Der 1953 geborene und in K. wohnhafte Kläger ist graduierter Sozialpädagoge. Von 1990 an führte er in seiner Praxis in K. im Rahmen des so genannten Delegationsverfahrens psychotherapeutische Behandlungen bei Kindern und Jugendlichen durch, die bei gesetzlichen Krankenkassen versichert waren.

Auf Grund seines Antrages vom 26. Dezember 1998 - abgesandt am 28. und eingegangen am 30. Dezember 1998 - erteilte ihm die zuständige Approbationsbehörde im Februar 1999 die Approbation als Kinder- und Jugendlichenpsychotherapeut.

Sein ebenfalls am 28. Dezember 1998 abgesandter Antrag an den Zulassungsausschuss für Ärzte - Köln - auf bedarfsunabhängige Zulassung ging dort wegen eines Adressierungsfehlers bei der Postleitzahl nicht mehr bis zum 31. Dezember 1998, sondern erst am 6. Januar 1999 ein. Der Kläger war damals hochfiebrig erkrankt und hatte den Antrag deshalb einschließlich der zugehörigen Unterlagen unter Mithilfe von Frau B., die auch sonst Büroarbeiten für ihn erledigte, zusammengestellt. Frau B. hatte den Fehler bei der Postleitzahl (50866 Köln statt 50668 Köln) ebenfalls nicht bemerkt. Nach Rückerhalt des Einschreiben-Rückscheins am 21. Januar 1999, auf dem das Eingangsdatum des 6. Januar 1999 vermerkt war, beantragte er unter Hinweis auf seine hochfiebrige Erkrankung am 28. Januar 1999 Wiedereinsetzung in den vorigen Stand.

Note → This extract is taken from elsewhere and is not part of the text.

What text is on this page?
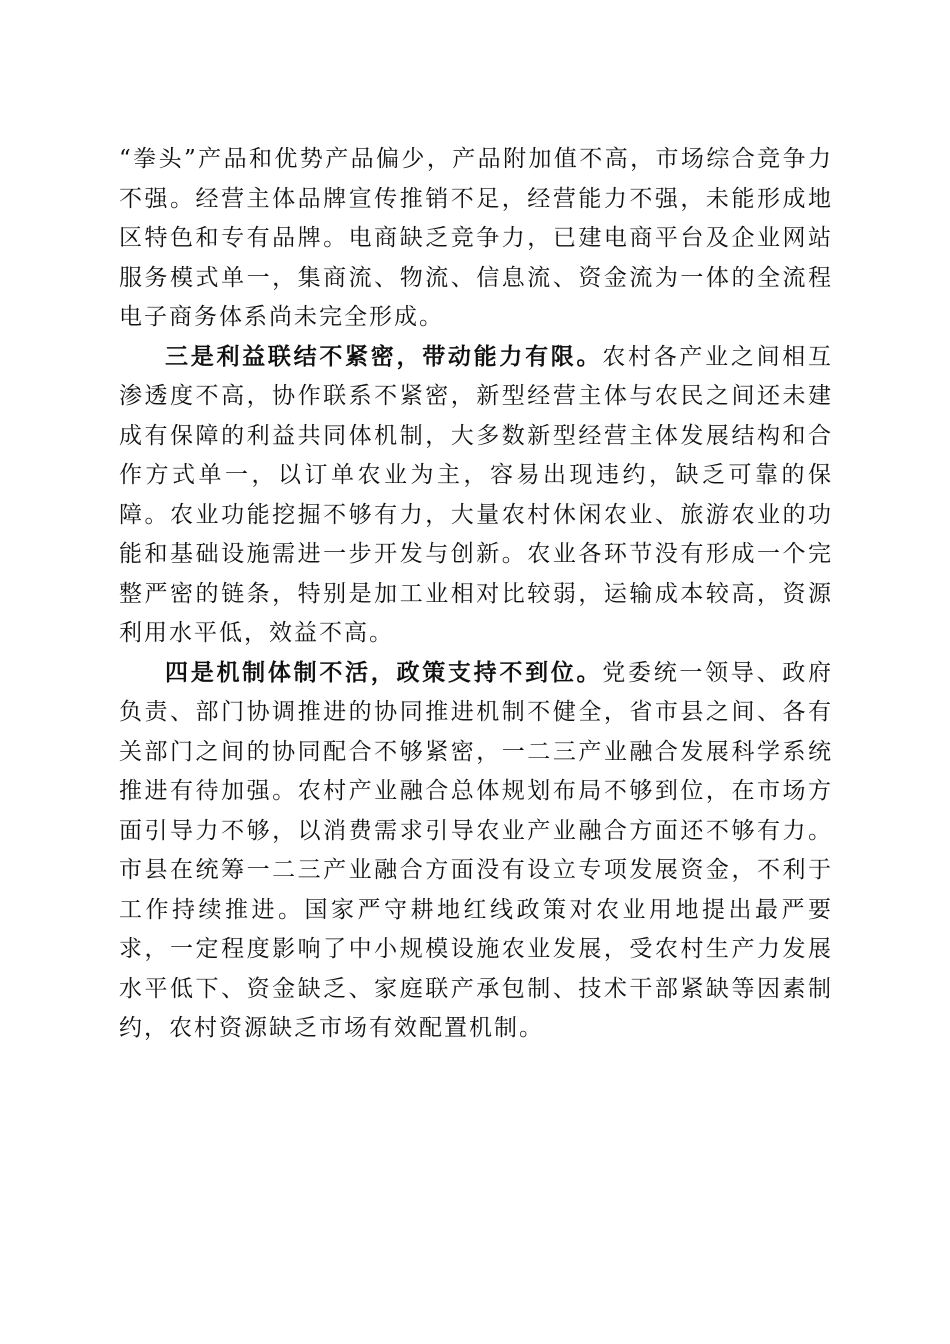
“拳头”产品和优势产品偏少，产品附加值不高，市场综合竞争力不强。经营主体品牌宣传推销不足，经营能力不强，未能形成地区特色和专有品牌。电商缺乏竞争力，已建电商平台及企业网站服务模式单一，集商流、物流、信息流、资金流为一体的全流程电子商务体系尚未完全形成。

三是利益联结不紧密，带动能力有限。农村各产业之间相互渗透度不高，协作联系不紧密，新型经营主体与农民之间还未建成有保障的利益共同体机制，大多数新型经营主体发展结构和合作方式单一，以订单农业为主，容易出现违约，缺乏可靠的保障。农业功能挖掘不够有力，大量农村休闲农业、旅游农业的功能和基础设施需进一步开发与创新。农业各环节没有形成一个完整严密的链条，特别是加工业相对比较弱，运输成本较高，资源利用水平低，效益不高。

四是机制体制不活，政策支持不到位。党委统一领导、政府负责、部门协调推进的协同推进机制不健全，省市县之间、各有关部门之间的协同配合不够紧密，一二三产业融合发展科学系统推进有待加强。农村产业融合总体规划布局不够到位，在市场方面引导力不够，以消费需求引导农业产业融合方面还不够有力。市县在统筹一二三产业融合方面没有设立专项发展资金，不利于工作持续推进。国家严守耕地红线政策对农业用地提出最严要求，一定程度影响了中小规模设施农业发展，受农村生产力发展水平低下、资金缺乏、家庭联产承包制、技术干部紧缺等因素制约，农村资源缺乏市场有效配置机制。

Der Zulassungsausschuss lehnte den Antrag des Klägers wegen der Versäumung der bis zum 31. Dezember 1998 laufenden Antragsfrist ab. Der beklagte Berufungsausschuss wies seinen Widerspruch zurück.

Der Kläger gab seine Praxis, die er bis dahin in angemieteten Räumen in der Stadt K. (K. Weg ) - einem Planungsbereich, in dem Zulassungsbeschränkungen wegen Überversorgung bestehen - geführt hatte, Ende 1999 auf. Er wurde auf seinen Antrag hin Ende Januar 2000 in E. bedarfsabhängig zur vertragspsychotherapeutischen Versorgung zugelassen.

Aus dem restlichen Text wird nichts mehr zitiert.